Four research grants were announced today. They have the potential to:
deliver breakthrough immunotherapy treatment for that uses a patient's own T-cells, modifying them to recognise and eradicate cancerous cells with a high degree of precision. develop new applications of UV light to seeds and seedlings to increase plant productivity and resilience to crop stresses such as drought or disease. rapidly improve the availability and quality of improved Pinus radiata tree stocks through the development of mass propagation techniques using bioreactors improve livestock growth and health, and reduce insecticide use, through genetically improved endophytes that live symbiotically with perennial ryegrass.
"Science and innovation are major drivers of economic growth and international competitiveness. These partnerships will see lasting benefits for New Zealand's economy," said Megan Woods.
The funding has been made available through the 2018 Partnerships Investment Round to four new sector-led research partnerships. The scheme has a focus on long term, innovative research with potential for transformative impact. More information and the full list of successful projects can be found on MBIE's website.
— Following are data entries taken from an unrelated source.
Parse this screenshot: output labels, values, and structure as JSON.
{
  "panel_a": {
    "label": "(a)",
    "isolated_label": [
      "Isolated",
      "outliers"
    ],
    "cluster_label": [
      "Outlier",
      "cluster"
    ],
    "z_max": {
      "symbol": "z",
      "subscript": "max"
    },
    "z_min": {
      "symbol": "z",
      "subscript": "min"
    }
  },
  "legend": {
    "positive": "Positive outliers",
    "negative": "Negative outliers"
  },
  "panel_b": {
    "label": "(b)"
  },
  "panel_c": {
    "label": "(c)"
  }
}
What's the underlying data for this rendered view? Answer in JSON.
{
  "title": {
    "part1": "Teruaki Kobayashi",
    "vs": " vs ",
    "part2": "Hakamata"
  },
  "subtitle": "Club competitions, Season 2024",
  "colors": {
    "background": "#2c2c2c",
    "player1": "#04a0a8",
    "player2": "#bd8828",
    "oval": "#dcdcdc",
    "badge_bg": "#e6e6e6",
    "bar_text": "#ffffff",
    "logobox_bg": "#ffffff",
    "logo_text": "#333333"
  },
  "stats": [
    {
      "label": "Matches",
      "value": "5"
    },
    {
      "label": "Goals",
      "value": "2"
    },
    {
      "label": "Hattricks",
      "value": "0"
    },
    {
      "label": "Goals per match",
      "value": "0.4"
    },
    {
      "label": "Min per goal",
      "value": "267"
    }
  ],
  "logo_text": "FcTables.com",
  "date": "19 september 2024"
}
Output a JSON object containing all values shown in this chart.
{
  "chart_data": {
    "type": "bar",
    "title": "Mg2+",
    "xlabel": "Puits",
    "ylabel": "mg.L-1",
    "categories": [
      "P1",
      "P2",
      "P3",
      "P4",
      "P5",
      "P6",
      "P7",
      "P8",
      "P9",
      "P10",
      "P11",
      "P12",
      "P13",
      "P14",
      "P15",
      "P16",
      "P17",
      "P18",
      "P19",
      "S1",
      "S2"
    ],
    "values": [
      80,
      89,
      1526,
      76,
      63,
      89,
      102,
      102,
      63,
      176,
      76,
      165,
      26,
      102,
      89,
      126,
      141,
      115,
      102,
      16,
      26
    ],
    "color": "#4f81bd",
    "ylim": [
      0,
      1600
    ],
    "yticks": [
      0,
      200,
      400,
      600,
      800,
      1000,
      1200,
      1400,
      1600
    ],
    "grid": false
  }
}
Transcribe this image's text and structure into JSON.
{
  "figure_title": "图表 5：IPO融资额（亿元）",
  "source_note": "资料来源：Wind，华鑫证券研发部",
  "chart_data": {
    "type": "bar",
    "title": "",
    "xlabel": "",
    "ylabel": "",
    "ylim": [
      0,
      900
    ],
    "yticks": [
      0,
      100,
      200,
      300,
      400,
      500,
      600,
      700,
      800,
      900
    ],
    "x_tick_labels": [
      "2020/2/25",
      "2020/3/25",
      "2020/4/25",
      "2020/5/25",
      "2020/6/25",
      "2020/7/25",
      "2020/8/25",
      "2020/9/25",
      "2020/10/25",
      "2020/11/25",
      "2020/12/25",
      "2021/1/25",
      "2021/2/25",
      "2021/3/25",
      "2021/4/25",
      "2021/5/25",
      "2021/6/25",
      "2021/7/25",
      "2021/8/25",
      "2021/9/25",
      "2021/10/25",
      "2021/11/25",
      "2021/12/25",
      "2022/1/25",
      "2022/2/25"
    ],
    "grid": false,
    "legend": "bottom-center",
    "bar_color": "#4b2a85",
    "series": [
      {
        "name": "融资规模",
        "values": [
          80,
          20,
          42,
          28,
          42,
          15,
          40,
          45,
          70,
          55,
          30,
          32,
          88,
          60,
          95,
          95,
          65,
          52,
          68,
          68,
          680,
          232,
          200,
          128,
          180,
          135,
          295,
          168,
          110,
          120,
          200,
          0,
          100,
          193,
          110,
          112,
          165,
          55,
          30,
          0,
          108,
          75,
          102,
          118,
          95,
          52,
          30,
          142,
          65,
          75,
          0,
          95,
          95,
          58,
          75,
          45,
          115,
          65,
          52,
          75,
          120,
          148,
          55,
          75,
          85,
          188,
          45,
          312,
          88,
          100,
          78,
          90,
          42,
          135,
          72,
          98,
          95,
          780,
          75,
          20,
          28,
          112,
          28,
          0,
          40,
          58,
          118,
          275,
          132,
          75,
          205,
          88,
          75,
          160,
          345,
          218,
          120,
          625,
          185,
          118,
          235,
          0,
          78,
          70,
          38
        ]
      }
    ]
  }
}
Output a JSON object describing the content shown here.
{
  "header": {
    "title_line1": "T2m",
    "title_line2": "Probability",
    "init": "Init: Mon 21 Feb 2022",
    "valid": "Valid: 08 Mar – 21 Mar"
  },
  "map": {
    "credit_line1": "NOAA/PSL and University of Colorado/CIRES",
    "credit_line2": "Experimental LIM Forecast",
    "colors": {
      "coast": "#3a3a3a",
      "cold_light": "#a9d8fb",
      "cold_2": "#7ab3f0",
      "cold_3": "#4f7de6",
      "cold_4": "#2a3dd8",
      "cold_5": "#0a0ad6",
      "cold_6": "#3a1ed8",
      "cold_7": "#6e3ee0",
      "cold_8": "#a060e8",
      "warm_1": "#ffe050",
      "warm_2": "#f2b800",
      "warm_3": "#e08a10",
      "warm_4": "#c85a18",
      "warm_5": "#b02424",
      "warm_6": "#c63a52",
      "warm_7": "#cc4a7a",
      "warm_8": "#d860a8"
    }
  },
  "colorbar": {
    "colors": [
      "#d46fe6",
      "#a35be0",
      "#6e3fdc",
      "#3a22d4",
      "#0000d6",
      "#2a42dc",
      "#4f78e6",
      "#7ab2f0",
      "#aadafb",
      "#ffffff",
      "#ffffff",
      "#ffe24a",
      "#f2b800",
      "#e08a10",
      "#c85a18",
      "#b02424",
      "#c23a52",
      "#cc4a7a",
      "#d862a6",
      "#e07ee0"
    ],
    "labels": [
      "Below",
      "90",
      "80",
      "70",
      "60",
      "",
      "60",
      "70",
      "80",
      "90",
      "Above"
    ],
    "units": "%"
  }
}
Trial, manufacture and delivery of novel cancer therapies with leading Chinese Biotech. This proposal focuses on the economic benefits that can be captured in New Zealand by developing a new form of cancer therapy with potential to compete on the world stage. The organisations involved are:
Malaghan Institute of Medical Research, Hunan Zhaotai Enterprise Management, Malcorp Biodiscoveries Limited, and Wellington Zhaotai Therapies Limited.
Funding is worth $4,950,454.00 GST exclusive over 5 years.
Improving resource use efficiency and the environment by gene editing Epichloë endophytes. This proposal aims to establish a gene editing platform to design Epichloë endophytes. These endophytes live symbiotically with perennial ryegrass and could be customised for improved pest resistance, improved animal health and extended interval between ryegrass sowings. The organisations involved are:
Agresearch Limited, Grasslanz Technology Limited and PGG Wrightson Seeds Limited.
Funding is worth $4,106,665.99 GST exclusive over 7 years.
Tissue culture techniques for 21st century forests. This programme aims to deliver a reliable and cost-effective tissue culture process through the use of bioreactors and rapid production of small rooted germinants, fully harnessing the genetic improvement from the radiata pine breeding and genomics programmes. The organisations involved are:
Forest Growers' Research Limited and New Zealand Forest Research Institute Limited (Scion)
Funding is worth $2,800,000.00 GST exclusive over 7 years.
Light as a trigger for clean green food production. This Partnership plans on developing applications of UV light to seeds and seedlings, the intended benefits of which are increased plant productivity, and resilience to drought or disease. They will create a 'big data' model to predict the best light treatment for any particular crop plant in any particular environment. The organisations involved are:
BioLumic Limited, T&G Global, Microsoft, Helius Theraputics, Massey University, Plant & Food Research, Miro Limited Partnership, and Bayer Crop Science.
Funding is worth $2,502,472.88 GST exclusive over 5 years.